Study explores biological implications of MHC-II expression in tumor cells

REPORTING FROM THE CLINICAL IMMUNO-ONCOLOGY SYMPOSIUM
FCRL6
“[FCRL6] actually has an [immunoreceptor tyrosine-based inhibitory motif] domain in the intracellular portion of the human ortholog, which suggests that it could have some inhibitory function,” Dr. Balko said, adding that it has been shown to be expressed in a substantial proportion of natural killer cells and CD8 cells, and in a minor fraction of CD4+ T cells, which have been described as “cytotoxic CD4 cells.”

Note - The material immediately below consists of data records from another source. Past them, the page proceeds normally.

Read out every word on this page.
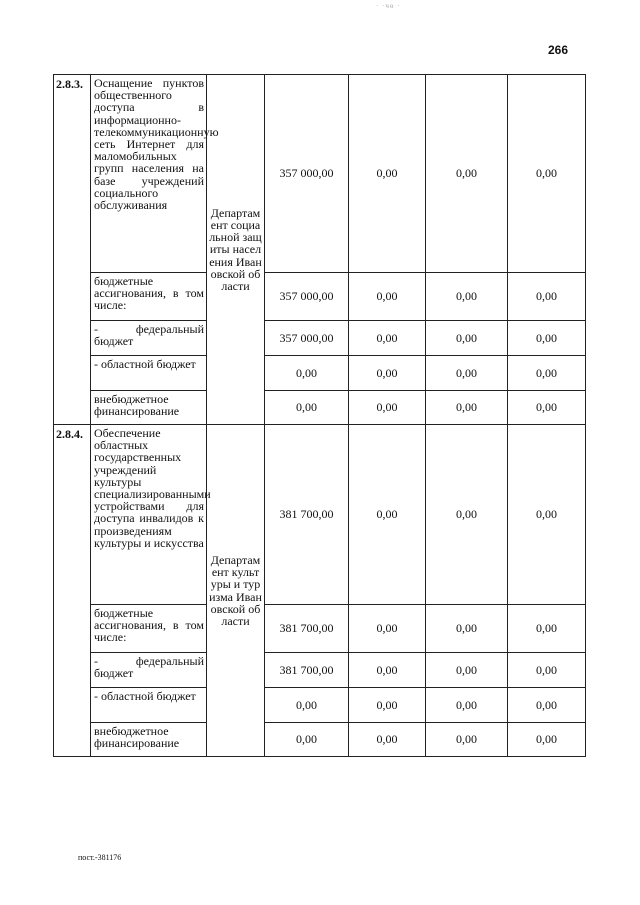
· ·чɵ ·
266
2.8.3.	Оснащение пунктов общественного доступа в информационно-телекоммуникационную сеть Интернет для маломобильных групп населения на базе учреждений социального обслуживания	Департамент социальной защиты населения Ивановской области	357 000,00	0,00	0,00	0,00
	бюджетные ассигнования, в том числе:		357 000,00	0,00	0,00	0,00
	- федеральный бюджет		357 000,00	0,00	0,00	0,00
	- областной бюджет		0,00	0,00	0,00	0,00
	внебюджетное финансирование		0,00	0,00	0,00	0,00
2.8.4.	Обеспечение областных государственных учреждений культуры специализированными устройствами для доступа инвалидов к произведениям культуры и искусства	Департамент культуры и туризма Ивановской области	381 700,00	0,00	0,00	0,00
	бюджетные ассигнования, в том числе:		381 700,00	0,00	0,00	0,00
	- федеральный бюджет		381 700,00	0,00	0,00	0,00
	- областной бюджет		0,00	0,00	0,00	0,00
	внебюджетное финансирование		0,00	0,00	0,00	0,00
пост.-381176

An immortalized FCRL6-negative natural killer cell line know as NK-92 was used to test for inhibitory function.
“We co-cultured it with K562 cells, which are a leukemia cell line that is both class I and class II negative; because they have a missing-self signal, the natural killer cells will naturally lyse the K562 cells, which can be measured by chromium release,” he explained.
When MHC-II was reconstituted on K562 cells, the natural killer cells still had effective lysis of the K562 cells, but when FCRL6 was also transduced on the natural killer cells, this interaction was stopped, and there was suppression of cytotoxic activity, or chromium release, in the co-cultures, suggesting that FCRL6 may have a checkpoint-like functionality, he said.
In the melanoma dataset, a look at FLCR6 mRNA in the tumor microenvironment showed that it was also much more highly expressed in HLA-DR–positive tumors and in the relapsed specimens.
In the tumors with paired specimens (three of which were MHC-II positive and three of which were MHC-II negative), IHC for FCRL6 identified greater enrichment of lymphocytes in the MHC-II–positive tumors, but the difference was not statistically significant.
In the breast cancer samples, where more LAG-3 and FCRL6 was seen in the triple-negative breast tumors, quantitative immunofluorescence showed that FCRL6-postive lymphocytes and LAG-3-positive lymphocytes had a substantial suppression of CD8-sel-positive granzyme B-positive cells within the microenvironment that was more substantial than that observed with PD-L1 expression, he noted.
“So our conclusions are that MHC-II tumors demonstrate enhanced T cell-mediated inflammation and immunity and anti-tumor immunity is circumvented through adaptive resistance by PD-1 and potentially LAG-3/MHC-II engagement in some tumors, and that ... FCRL6 may be a novel MHC-II receptor with inhibitory functionality, and could be a new immunotherapy target,” he said.
MHC-II expression could be useful for stratifying patients to combined anti-PD-1/anti-LAG-3 therapy, and eventually to combined anti-PD-1/anti-FCRL6 therapy, he added.
Combined anti-PD-1 and anti-LAG-3 therapy
The findings are of particular interest given recent findings regarding LAG-3 antibodies in development, said invited discussant Antoni Ribas, MD.
In a study reported by Ascierto et al. at ASCO 2017, for example, combined anti-PD-1 and anti-LAG-3 therapy had a 13% overall response rate in metastatic melanoma patients who progressed on anti-PD-1 therapy alone (20% and 7.1% in those with and without LAG-3 expression, respectively), said Dr. Ribas of the University of California, Los Angeles.
The 20% response rate seen in those with LAG-3 expression suggests “there could be a biomarker for this combined therapy,” he said, noting that while the overall response rate of 13% is low, “it is relevant because it is rescuing some patients who progressed on therapy, and it follows Dr. Balko’s science of why that would be the case.”
Dr. Balko has received research funding from Incyte, and holds a patent on use of HLA-DR/MHC expression to predict response to immunotherapies. Dr. Ribas owns stock in Advaxis, Arcus Ventures, Compugen, CytomX Therapeutics, Five Prime Therapeutics, FLX Bio, and Kite Pharma, and has served as a consultant or adviser for Amgen, Genentech/Roche, Merck, Novartis, and Pierre Fabre.